Free trade agreement between New Zealand and India

The New Zealand—India Free Trade Agreement is a bilateral free trade agreement between New Zealand and India signed on 27 April 2026. It has not yet come into effect. On 17 September 2026, the New Zealand Parliament passed legislation implementing the free trade agreement. On 21 September, the two governments formally ratified the New Zealand-India free trade agreement, which will come into effect on 20 October 2026.

==Background==
Bilateral merchandise trade was worth US$1.3 billion in 2024–2025, with total trade in goods and services of US$2.4 billion in 2024. As of April 2026, bilateral trade between India and New Zealand was worth an estimated NZ$3.95 billion.

==History==
On 22 December 2025, the Indian and New Zealand governments announced plans to sign a free trade agreement in 2026. The agreement would eliminate tariffs on 95% of New Zealand exports to India including kiwifruits, apples, meat, wool, coal, and forestry. While certain New Zealand dairy exports such as re-exports and bulk infant formula will be duty-free, most dairy products will still be subject to tariffs. Milk albumins will be subject to a 50 percent tariff cut under a quota programme. In return, New Zealand will eliminate duties on all Indian exports, including textiles, apparel, leather, footwear, marine products, gems and jewelry, handicrafts, engineering goods and automobiles. In addition, New Zealand will invest US$20 billion in India over the next twenty years and improve visa access for Indian professionals, skilled workers and students. The NZ-India free trade agreement would also allow 5,000 Indian temporary migrants to enter New Zealand for the next three years, with a focus on information technology, engineering, healthcare, education, construction workers, Indian traditional medicine practitioners, yoga instructors, chefs and music teachers.

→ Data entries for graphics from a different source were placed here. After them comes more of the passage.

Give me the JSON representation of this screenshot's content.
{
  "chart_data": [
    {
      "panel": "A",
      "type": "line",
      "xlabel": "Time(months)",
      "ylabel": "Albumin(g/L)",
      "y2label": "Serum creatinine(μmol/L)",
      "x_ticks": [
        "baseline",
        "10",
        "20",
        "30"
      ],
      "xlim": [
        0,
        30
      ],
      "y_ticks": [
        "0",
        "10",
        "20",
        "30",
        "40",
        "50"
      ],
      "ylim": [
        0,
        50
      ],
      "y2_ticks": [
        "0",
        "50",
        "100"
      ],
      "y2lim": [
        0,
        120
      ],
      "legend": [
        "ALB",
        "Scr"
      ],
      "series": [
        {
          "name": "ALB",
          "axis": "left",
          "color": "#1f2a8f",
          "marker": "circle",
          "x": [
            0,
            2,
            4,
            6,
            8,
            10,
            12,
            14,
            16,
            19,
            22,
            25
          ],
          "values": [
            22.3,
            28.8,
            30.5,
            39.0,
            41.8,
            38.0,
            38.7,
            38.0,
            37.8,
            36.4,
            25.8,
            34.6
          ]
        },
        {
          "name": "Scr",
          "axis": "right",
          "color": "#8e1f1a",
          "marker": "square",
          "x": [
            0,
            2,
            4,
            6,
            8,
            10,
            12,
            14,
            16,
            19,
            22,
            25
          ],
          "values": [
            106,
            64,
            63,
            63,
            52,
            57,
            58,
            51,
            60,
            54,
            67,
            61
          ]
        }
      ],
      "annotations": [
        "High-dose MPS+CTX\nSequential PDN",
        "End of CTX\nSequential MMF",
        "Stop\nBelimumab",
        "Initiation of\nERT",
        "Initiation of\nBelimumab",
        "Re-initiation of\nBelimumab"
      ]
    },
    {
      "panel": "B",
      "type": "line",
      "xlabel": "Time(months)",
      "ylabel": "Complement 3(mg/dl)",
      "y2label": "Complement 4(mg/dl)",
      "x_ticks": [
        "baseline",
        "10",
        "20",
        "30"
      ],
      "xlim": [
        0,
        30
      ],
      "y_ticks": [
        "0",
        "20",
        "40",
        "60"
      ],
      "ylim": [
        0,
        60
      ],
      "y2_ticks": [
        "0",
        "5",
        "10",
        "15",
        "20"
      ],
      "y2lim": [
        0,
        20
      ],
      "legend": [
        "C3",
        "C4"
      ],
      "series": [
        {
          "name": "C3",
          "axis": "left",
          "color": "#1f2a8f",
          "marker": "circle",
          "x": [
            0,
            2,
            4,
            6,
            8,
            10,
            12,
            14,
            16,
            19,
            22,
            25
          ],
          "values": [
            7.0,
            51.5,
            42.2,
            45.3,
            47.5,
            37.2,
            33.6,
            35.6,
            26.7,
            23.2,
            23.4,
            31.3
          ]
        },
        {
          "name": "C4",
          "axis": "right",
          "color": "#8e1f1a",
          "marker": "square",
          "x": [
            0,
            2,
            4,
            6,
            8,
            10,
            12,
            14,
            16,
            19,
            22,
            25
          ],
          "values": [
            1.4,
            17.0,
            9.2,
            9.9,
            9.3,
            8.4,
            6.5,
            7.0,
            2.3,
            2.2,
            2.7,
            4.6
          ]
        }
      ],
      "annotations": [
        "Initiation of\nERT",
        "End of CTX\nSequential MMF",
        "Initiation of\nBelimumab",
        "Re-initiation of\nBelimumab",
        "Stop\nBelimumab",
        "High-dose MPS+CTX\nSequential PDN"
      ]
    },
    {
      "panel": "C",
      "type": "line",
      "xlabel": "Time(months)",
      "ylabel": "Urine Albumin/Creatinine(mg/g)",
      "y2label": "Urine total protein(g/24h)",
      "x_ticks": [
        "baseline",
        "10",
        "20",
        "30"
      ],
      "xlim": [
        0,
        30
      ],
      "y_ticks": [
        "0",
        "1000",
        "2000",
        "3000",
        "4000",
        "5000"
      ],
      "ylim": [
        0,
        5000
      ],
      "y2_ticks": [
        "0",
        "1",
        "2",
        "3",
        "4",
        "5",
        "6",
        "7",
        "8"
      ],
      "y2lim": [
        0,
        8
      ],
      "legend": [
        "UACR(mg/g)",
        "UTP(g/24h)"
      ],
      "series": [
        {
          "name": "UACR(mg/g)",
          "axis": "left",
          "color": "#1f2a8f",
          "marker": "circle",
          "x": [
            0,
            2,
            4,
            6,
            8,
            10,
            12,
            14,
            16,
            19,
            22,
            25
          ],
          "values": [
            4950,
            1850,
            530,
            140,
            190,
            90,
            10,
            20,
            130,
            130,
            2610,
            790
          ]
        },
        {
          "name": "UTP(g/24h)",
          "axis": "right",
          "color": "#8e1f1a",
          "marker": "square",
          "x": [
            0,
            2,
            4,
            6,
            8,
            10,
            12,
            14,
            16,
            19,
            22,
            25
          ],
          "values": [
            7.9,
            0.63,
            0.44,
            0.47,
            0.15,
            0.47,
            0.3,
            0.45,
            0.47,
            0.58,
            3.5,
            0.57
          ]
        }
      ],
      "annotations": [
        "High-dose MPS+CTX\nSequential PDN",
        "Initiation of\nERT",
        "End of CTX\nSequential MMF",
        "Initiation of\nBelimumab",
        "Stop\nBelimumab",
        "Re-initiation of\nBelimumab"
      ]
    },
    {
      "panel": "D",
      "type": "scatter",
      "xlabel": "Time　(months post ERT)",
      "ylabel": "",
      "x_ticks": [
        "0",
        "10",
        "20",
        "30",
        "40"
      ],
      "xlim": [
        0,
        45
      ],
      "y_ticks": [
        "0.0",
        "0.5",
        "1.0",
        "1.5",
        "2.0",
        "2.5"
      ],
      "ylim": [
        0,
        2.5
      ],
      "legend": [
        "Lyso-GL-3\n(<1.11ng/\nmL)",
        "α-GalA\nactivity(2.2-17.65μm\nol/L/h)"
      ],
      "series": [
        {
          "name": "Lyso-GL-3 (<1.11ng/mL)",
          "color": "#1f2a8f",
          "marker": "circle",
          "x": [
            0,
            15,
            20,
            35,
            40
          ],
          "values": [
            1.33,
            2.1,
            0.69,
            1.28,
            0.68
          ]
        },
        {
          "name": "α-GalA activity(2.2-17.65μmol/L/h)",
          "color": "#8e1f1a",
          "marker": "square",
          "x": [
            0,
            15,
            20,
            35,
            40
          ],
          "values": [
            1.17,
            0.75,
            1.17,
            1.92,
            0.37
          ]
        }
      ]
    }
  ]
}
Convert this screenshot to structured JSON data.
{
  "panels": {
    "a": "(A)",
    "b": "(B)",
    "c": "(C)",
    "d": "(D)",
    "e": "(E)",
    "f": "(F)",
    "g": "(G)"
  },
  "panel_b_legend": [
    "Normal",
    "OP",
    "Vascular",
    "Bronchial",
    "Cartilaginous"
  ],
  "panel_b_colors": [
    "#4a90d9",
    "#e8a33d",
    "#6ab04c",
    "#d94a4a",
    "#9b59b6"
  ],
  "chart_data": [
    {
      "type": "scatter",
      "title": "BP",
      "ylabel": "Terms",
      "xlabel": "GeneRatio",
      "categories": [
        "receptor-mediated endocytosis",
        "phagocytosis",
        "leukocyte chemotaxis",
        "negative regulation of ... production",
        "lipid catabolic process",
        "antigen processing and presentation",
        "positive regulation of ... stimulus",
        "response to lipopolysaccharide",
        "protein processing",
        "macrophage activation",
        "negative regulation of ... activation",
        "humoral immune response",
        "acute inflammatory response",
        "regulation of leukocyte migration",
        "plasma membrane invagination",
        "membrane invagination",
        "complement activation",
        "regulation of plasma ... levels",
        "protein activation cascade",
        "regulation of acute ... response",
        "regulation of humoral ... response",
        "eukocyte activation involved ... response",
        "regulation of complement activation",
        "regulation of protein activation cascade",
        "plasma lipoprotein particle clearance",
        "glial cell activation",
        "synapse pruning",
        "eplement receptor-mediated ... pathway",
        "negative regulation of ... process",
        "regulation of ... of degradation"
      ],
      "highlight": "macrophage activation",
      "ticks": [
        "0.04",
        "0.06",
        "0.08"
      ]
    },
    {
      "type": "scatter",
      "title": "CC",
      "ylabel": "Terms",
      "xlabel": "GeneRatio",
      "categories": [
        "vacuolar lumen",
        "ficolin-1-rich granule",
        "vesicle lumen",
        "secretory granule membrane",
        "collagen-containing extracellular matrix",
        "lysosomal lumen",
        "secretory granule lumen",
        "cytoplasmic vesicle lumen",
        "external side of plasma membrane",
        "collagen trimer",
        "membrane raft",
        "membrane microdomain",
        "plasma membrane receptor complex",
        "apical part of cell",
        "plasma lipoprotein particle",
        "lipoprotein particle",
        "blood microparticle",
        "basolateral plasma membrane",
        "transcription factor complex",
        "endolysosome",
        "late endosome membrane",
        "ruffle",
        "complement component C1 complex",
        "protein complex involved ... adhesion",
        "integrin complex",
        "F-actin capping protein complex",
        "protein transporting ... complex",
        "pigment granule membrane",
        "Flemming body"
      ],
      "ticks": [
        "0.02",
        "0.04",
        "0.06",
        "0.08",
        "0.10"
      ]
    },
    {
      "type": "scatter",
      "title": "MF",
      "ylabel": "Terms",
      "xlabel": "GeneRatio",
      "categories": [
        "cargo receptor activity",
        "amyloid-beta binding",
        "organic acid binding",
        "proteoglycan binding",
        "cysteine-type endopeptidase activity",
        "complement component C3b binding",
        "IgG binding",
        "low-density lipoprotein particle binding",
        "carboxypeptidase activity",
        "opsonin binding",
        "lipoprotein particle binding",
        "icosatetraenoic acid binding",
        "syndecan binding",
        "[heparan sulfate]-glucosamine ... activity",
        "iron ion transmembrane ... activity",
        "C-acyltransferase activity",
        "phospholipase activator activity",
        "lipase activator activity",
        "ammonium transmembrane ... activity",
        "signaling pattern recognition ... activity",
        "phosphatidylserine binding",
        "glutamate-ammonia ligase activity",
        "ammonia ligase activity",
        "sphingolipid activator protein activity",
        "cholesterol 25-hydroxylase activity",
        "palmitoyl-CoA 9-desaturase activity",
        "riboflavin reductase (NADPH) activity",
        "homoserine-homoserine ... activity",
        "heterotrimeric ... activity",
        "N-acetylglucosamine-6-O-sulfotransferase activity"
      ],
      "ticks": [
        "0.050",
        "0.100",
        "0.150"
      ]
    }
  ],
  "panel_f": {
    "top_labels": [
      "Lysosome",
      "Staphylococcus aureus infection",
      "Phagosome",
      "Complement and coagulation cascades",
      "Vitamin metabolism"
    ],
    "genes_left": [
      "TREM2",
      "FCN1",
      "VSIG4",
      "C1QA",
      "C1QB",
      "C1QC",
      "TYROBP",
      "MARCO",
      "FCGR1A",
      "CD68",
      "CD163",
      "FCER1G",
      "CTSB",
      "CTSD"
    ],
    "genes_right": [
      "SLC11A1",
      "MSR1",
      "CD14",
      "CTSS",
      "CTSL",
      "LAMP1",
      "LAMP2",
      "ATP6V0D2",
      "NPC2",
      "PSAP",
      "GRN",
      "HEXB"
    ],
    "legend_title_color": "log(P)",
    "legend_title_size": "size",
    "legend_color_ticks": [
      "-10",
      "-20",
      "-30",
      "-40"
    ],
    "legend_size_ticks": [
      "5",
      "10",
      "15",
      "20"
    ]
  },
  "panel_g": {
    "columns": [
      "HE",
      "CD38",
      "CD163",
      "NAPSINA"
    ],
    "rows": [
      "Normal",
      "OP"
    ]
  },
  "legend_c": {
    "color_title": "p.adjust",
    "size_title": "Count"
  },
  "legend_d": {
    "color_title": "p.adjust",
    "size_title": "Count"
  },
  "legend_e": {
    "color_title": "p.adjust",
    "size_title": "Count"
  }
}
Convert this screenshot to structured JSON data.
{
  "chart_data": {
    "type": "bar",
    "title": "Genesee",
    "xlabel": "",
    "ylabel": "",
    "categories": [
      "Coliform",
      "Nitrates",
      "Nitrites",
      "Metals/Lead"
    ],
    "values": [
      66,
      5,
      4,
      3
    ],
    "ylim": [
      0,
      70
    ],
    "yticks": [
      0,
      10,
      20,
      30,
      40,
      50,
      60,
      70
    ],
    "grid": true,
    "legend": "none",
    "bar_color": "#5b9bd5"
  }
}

Several New Zealand agricultural and industrial bodies, including Export NZ, the NZ Forest Owners Association, the Meat Industry Association, Beef + Lamb New Zealand, Horticulture New Zealand, NZ Timber Industry Federation, and Wools of New Zealand, welcomed the free trade agreement. The Dairy Companies Association expressed disappointment that core products such as butter and cheese had been excluded from the agreement. New Zealand First leader Winston Peters opposed the agreement on the grounds that it disadvantaged New Zealand's dairy industry and boosted Indian immigration to New Zealand. Peters invoked the party's "agree to disagree" provision of its coalition agreement with the National-led coalition government. Concerns about the impact of the free trade agreement on migrant labour exploitation, transparency and the impact of immigration on unemployment, housing infrastructure, and race relations were also raised by the New Zealand Council of Trade Unions, the Maritime Union of New Zealand, NZ First deputy leader Shane Jones and Waatea News editor Matthew Tukaki.

On 23 April 2026, Labour Party leader Chris Hipkins confirmed that his party would support legislation enabling the agreement, giving the National and ACT parties the votes in Parliament needed, given that New Zealand First would vote against it. The free trade agreement was signed by NZ Trade and Investment Minister Todd McClay and Indian Commerce and Industry Minister Piyush Goyal in New Delhi on 27 April. New Zealand Prime Minister Christopher Luxon also attended the signing ceremony.

On 17 September, the New Zealand Parliament passed legislation approving the free trade agreement by a margin of 93 to 29 votes. While National, ACT and Labour supported the bill, it was opposed by NZ First, the Green Party, Te Pāti Māori and independent MPs Mariameno Kapa-Kingi and Takuta Ferris. The Indian and New Zealand governments rarified the free trade agreement on 20 September, which will come into force on 20 October 2026.